To the right my first posy of flowers from the garden - nothing from what I have planted, but a compilation of the previously unidentified but now re-named Nonsuch Rose, some of the very old lilac, and a sprig of hawthorn for a real touch of spring sweetness.

 

 

15th October 2006:

What a week. We've had the most gruesome hot weather, coupled with unbelievable winds, and bushfires - one night I could lay in bed and watch the eastern shore ablaze. A scary but fascinating sight. And then - a cool change, and snow this morning on the mountain.

And most things have survived (although a few were gasping during the heat wave). Even the Himalayan poppies produced a good stiff upper lip and pulled through. Some of the roses had some leaf burn, some of the Lavatera had to be resuscitated half way through the day, and my beautiful horse chestnut babies had most of their leaves stripped off (even in a sheltered spot as they were), but overall, I don't think I lost anything.
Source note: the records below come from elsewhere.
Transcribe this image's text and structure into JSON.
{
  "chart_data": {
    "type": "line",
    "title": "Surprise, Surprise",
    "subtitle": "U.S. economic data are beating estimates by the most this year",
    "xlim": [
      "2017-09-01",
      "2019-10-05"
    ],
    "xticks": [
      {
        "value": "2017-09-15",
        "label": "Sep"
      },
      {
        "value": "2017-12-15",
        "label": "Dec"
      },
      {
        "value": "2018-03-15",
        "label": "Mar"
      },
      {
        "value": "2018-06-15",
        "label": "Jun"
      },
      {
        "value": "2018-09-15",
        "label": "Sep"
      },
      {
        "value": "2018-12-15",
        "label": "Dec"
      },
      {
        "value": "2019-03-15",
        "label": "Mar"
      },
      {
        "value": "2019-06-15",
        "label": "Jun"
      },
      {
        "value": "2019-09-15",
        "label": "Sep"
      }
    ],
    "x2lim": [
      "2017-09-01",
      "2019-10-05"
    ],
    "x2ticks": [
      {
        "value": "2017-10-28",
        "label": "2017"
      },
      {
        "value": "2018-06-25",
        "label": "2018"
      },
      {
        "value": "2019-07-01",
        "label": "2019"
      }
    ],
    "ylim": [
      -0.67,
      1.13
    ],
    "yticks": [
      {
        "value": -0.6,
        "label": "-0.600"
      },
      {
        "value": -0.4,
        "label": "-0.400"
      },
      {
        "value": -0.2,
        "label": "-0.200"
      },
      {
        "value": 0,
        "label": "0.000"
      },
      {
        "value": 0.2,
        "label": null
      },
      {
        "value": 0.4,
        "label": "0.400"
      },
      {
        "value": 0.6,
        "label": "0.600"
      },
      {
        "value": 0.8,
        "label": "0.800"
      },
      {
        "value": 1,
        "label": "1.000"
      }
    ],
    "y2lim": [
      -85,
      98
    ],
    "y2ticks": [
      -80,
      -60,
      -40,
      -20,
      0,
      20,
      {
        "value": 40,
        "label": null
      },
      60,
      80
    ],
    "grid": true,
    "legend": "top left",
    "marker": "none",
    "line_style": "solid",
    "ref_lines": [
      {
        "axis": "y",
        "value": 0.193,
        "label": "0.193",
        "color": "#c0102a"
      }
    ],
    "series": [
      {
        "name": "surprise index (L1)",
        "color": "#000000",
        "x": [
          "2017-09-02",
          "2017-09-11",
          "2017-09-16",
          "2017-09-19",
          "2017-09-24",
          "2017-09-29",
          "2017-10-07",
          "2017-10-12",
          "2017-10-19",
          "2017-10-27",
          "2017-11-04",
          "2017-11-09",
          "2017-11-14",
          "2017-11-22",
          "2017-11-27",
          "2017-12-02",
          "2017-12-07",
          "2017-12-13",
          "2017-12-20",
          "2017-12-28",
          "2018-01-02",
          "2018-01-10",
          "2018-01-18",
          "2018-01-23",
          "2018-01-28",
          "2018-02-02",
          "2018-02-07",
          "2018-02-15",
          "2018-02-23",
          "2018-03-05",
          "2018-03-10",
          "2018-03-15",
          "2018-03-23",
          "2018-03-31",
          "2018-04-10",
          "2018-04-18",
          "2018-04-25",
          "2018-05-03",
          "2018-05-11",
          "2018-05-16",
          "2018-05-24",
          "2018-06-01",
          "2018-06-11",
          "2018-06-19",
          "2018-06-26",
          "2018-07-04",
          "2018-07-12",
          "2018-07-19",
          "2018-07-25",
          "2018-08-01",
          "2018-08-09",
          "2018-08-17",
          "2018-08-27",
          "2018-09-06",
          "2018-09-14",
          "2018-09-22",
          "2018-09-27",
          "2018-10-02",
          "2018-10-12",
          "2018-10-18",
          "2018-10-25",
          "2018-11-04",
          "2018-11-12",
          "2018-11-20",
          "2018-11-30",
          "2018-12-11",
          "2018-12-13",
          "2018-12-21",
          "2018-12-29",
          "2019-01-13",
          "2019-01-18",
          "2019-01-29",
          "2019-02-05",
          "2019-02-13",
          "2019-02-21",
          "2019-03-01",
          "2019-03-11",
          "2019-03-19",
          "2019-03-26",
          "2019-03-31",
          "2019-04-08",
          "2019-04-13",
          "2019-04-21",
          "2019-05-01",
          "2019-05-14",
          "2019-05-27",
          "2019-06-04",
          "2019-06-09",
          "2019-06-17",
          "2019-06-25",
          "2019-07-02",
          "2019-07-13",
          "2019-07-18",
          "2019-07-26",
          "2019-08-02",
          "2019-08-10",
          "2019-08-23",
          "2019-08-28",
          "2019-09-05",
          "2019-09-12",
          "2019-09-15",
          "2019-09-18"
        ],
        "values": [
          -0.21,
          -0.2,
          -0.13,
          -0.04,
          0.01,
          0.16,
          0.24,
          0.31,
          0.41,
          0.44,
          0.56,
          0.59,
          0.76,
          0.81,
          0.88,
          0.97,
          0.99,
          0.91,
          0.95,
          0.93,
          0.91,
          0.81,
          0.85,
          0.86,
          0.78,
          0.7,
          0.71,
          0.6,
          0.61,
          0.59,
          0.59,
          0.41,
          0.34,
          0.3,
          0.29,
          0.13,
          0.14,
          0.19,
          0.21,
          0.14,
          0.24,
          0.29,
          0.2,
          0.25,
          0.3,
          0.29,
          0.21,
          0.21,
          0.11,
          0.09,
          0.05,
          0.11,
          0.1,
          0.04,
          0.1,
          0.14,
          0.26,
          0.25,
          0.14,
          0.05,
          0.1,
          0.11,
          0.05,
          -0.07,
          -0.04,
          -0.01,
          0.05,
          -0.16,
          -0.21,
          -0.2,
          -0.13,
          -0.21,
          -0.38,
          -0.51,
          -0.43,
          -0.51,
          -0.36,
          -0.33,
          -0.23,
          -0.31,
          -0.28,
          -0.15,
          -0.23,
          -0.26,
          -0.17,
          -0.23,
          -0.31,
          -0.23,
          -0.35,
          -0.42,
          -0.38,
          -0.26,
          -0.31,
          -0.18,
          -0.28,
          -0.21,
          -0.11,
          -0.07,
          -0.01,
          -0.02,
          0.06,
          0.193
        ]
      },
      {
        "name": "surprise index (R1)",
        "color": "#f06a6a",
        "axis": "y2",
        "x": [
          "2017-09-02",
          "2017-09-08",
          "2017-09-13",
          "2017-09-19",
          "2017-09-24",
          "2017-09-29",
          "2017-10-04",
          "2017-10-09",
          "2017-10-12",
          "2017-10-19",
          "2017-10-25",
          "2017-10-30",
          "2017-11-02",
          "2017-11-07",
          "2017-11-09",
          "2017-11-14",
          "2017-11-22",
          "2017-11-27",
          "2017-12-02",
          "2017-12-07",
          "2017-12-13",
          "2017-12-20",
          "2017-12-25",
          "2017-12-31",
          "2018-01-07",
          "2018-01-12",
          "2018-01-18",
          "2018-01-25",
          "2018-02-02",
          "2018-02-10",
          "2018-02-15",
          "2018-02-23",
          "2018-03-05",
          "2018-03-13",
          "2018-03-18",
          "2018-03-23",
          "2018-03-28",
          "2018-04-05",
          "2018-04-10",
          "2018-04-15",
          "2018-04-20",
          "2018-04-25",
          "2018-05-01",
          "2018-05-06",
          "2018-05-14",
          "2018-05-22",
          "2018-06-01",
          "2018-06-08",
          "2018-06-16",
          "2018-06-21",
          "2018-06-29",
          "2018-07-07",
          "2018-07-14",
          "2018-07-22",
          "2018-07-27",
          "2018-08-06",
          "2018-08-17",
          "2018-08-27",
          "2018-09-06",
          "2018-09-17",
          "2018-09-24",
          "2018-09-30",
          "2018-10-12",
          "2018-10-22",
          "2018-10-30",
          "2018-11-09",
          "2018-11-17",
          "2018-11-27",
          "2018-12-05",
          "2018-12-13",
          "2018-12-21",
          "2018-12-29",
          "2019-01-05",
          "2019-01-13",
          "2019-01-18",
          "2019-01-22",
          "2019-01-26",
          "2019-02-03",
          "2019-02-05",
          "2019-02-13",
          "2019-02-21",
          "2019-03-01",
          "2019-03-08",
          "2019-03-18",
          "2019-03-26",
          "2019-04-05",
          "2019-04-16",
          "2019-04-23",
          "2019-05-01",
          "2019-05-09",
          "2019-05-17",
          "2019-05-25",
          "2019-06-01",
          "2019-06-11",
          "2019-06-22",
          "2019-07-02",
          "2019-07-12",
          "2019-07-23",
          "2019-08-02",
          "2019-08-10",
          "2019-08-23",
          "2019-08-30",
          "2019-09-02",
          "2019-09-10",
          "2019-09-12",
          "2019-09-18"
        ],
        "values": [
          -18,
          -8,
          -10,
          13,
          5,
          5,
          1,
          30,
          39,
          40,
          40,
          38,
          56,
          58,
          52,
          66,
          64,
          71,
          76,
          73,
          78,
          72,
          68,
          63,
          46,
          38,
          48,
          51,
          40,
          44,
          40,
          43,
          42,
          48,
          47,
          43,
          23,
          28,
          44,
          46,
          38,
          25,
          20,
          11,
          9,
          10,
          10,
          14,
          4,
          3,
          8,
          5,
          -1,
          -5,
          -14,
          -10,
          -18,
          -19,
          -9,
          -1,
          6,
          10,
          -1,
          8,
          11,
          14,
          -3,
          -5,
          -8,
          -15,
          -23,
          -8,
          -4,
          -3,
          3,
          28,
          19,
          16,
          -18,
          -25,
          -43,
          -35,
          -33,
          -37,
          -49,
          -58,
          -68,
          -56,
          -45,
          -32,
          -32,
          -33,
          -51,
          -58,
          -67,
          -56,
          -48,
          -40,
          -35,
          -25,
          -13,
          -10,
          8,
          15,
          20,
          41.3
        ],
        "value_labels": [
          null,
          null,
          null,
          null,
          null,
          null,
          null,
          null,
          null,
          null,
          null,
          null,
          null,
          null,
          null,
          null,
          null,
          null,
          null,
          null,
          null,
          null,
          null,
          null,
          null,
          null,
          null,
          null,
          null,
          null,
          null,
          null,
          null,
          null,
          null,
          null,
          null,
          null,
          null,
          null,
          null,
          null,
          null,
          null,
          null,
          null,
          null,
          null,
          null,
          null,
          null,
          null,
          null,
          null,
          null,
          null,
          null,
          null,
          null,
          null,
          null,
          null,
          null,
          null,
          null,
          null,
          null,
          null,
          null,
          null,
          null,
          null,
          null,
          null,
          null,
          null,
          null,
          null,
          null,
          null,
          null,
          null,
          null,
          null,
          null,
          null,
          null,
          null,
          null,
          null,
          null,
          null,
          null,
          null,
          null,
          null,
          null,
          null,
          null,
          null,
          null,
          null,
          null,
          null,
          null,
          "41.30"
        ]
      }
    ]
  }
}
Last week I managed to find some pea straw (and had it delivered last week, thankfully, as I am now wondering if the supplies went up in the fires) and have been busily and happily mulching. Yesterday I drew up a watering schedule, without which I am always hopelessly lost.
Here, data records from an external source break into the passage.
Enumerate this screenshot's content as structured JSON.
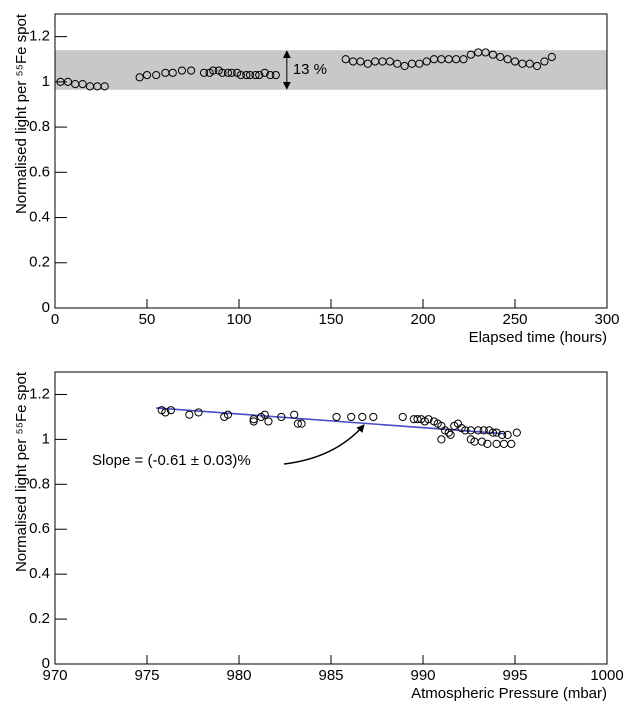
{
  "chart_data": [
    {
      "type": "scatter",
      "xlabel": "Elapsed time (hours)",
      "ylabel": "Normalised light per ⁵⁵Fe spot",
      "x": [
        3,
        7,
        11,
        15,
        19,
        23,
        27,
        46,
        50,
        55,
        60,
        64,
        69,
        74,
        81,
        84,
        86,
        89,
        91,
        94,
        96,
        99,
        101,
        104,
        106,
        109,
        111,
        114,
        117,
        120,
        158,
        162,
        166,
        170,
        174,
        178,
        182,
        186,
        190,
        194,
        198,
        202,
        206,
        210,
        214,
        218,
        222,
        226,
        230,
        234,
        238,
        242,
        246,
        250,
        254,
        258,
        262,
        266,
        270
      ],
      "values": [
        1.0,
        1.0,
        0.99,
        0.99,
        0.98,
        0.98,
        0.98,
        1.02,
        1.03,
        1.03,
        1.04,
        1.04,
        1.05,
        1.05,
        1.04,
        1.04,
        1.05,
        1.05,
        1.04,
        1.04,
        1.04,
        1.04,
        1.03,
        1.03,
        1.03,
        1.03,
        1.03,
        1.04,
        1.03,
        1.03,
        1.1,
        1.09,
        1.09,
        1.08,
        1.09,
        1.09,
        1.09,
        1.08,
        1.07,
        1.08,
        1.08,
        1.09,
        1.1,
        1.1,
        1.1,
        1.1,
        1.1,
        1.12,
        1.13,
        1.13,
        1.12,
        1.11,
        1.1,
        1.09,
        1.08,
        1.08,
        1.07,
        1.09,
        1.11
      ],
      "color": "#000000",
      "band": [
        0.965,
        1.14
      ],
      "band_color": "#c8c8c8",
      "annotation": "13 %",
      "xlim": [
        0,
        300
      ],
      "xticks": [
        0,
        50,
        100,
        150,
        200,
        250,
        300
      ],
      "ylim": [
        0,
        1.3
      ],
      "yticks": [
        0,
        0.2,
        0.4,
        0.6,
        0.8,
        1,
        1.2
      ]
    },
    {
      "type": "scatter",
      "xlabel": "Atmospheric Pressure (mbar)",
      "ylabel": "Normalised light per ⁵⁵Fe spot",
      "x": [
        975.8,
        976.0,
        976.3,
        977.3,
        977.8,
        979.2,
        979.4,
        980.8,
        980.8,
        981.2,
        981.4,
        981.6,
        982.3,
        983.0,
        983.2,
        983.4,
        985.3,
        986.1,
        986.7,
        987.3,
        988.9,
        989.5,
        989.7,
        989.9,
        990.1,
        990.3,
        990.6,
        990.8,
        991.0,
        991.0,
        991.2,
        991.4,
        991.5,
        991.7,
        991.9,
        992.1,
        992.3,
        992.6,
        992.6,
        992.8,
        993.0,
        993.2,
        993.3,
        993.5,
        993.6,
        993.8,
        994.0,
        994.0,
        994.3,
        994.4,
        994.6,
        994.8,
        995.1
      ],
      "values": [
        1.13,
        1.12,
        1.13,
        1.11,
        1.12,
        1.1,
        1.11,
        1.09,
        1.08,
        1.1,
        1.11,
        1.08,
        1.1,
        1.11,
        1.07,
        1.07,
        1.1,
        1.1,
        1.1,
        1.1,
        1.1,
        1.09,
        1.09,
        1.09,
        1.08,
        1.09,
        1.08,
        1.07,
        1.06,
        1.0,
        1.04,
        1.03,
        1.02,
        1.06,
        1.07,
        1.05,
        1.04,
        1.04,
        1.0,
        0.99,
        1.04,
        0.99,
        1.04,
        0.98,
        1.04,
        1.03,
        1.03,
        0.98,
        1.02,
        0.98,
        1.02,
        0.98,
        1.03
      ],
      "color": "#000000",
      "fit": {
        "x": [
          975.5,
          994.5
        ],
        "values": [
          1.14,
          1.025
        ],
        "color": "#4b4bc8"
      },
      "annotation": "Slope = (-0.61 ± 0.03)%",
      "xlim": [
        970,
        1000
      ],
      "xticks": [
        970,
        975,
        980,
        985,
        990,
        995,
        1000
      ],
      "ylim": [
        0,
        1.3
      ],
      "yticks": [
        0,
        0.2,
        0.4,
        0.6,
        0.8,
        1,
        1.2
      ]
    }
  ]
}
View to the left is standing beside the potting shed looking north. Both the rambling roses which cover the shed and the view are stunning. This was taken the morning after the bushfires ... the night before these hills were ablaze. Then, just after I'd taken this photo, the clouds scudded in, and rain and snow arrived. Weather!

I've decided I want a rose garden. I can't believe this. When I first started gardening seriously about ten years ago I swore I would never have a rose in my garden, mainly because I hate the hybrid tea horrid shrub. But now that I've discovered the 'old' roses, I am a lost woman. I think I will turn the sunken area into a rose garden with herbaceous perennials, peonies and such like. Lilies, too, perhaps.

26th October 2006:

I am currently trying my best to aid two terribly incompetent blackbird parents raise their equally silly young, but in the face of all this incompetence and silliness ... God knows if the two chicks will survive. The parents pushed the chicks out of the nest too young, still a couple of weeks to go before they can fly, and so now they're living on ground level among the outdoor pots outside the potting shed. If I put them in a nice warm box they escape.
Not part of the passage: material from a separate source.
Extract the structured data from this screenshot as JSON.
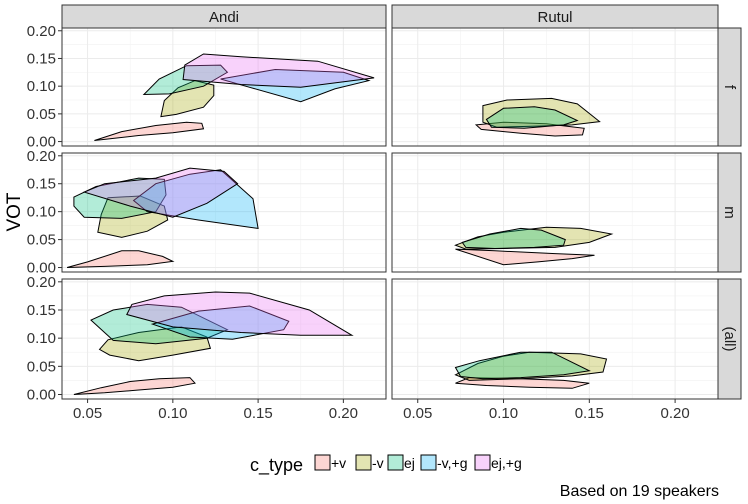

Another fifty bales of pea straw this week, and this will, hopefully, complete my mulching. I want to mulch out the side garden which has not yet been touched to get rid of lawn and weeds, and then plant it out next winter/spring.

The Russell Lupins are forming great spikes - wonderful! They are doing so well at the edge of the bog garden that I'll save seed from them, grow on, and transplant into all the other wet hard to grow areas of the front garden.

All the trees continue to green out, although two of the paper birches are not doing so well (but I have hopes, I have hopes) and the perennials continue to clothe themselves for summer. I wish (for the six hundredth time) that I could just fast forward several years to see a mature result.

29th October 2006:

Well ... the cats ate the blackbird chicks. Darwinism at its best, I guess.

Been weeding ... thought about decanting the meadow saffron from their pots to plant out in the garden for their autumn flowering, but they had such strange shapes ... so think maybe they need a little more maturing in the pots.

Strange, strange weather. Snow and ice over the past few days. Only light snow here, and the garden has been fine - but who would expect snow this late in the year, and after the raging bushfires of but a few weeks ago?

I have finally planted out from tubes into pots my 400-odd bay trees. I sitll am not sure what I will do with them ... the tree gardenia hedge is doing poorly, so I may end up planting them out as a hedge as I originally intended.